Happy Easter! What better way to celebrate the first Easter day than with a paskha that is so light, so airy, and so melt-in-the-mouth that you’ll be scraping the plate clean before you even realize what happened.
Paskha has been part of my Easter tradition for a long time. Thirteen years ago, I developed my Simplified Russian-Style Keto Paskha for this blog, and it has been a reader favorite ever since. Over the years, I’ve played around with different paskha recipes across my blogs — different textures, different flavors, different techniques. So developing a carnivore version was honestly not a big deal. I just dropped the lemon juice, sweeteners, and flavorings, and that was that. A carnivore paskha. Done. If those ingredients suit your lifestyle, by all means keep them in — and I’ve got plenty of variation tips at the end of the post as usual. But the base carnivore recipe, as always on this blog, is 100% animal-based.

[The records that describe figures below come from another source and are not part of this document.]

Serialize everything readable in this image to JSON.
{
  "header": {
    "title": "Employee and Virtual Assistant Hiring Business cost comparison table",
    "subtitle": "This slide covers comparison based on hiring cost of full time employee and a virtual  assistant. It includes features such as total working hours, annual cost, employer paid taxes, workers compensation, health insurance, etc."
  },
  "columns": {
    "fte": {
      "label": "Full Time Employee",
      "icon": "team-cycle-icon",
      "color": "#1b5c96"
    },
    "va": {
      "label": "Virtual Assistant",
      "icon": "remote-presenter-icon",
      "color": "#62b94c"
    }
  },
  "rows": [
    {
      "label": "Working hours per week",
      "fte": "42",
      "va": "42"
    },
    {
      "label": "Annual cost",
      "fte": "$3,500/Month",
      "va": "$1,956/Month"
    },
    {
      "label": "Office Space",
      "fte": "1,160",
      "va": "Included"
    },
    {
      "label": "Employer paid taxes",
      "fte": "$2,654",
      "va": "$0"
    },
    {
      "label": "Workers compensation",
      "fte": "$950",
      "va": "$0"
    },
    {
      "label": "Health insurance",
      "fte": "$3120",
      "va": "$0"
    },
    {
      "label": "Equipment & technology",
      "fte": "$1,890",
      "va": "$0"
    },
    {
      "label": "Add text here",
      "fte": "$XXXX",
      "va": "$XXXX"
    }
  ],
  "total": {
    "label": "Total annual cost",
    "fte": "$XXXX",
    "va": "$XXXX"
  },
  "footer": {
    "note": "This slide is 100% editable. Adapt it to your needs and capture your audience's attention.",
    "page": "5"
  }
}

Now, the traditional paskha is cooked on the stove, and the result is rich and dense — delicious, but heavy. A few years ago, I fell completely in love with a different approach, which I first tried on my Finnish blog: you simply beat everything until fluffy and airy, no cooking involved whatsoever. The difference is remarkable. This paskha has an almost mousse-like texture — incredibly rich from all the butter, egg yolks, and quark, yet somehow light as a feather because of all the air beaten into it. It just melts in your mouth. Which is exactly why I put it in the title.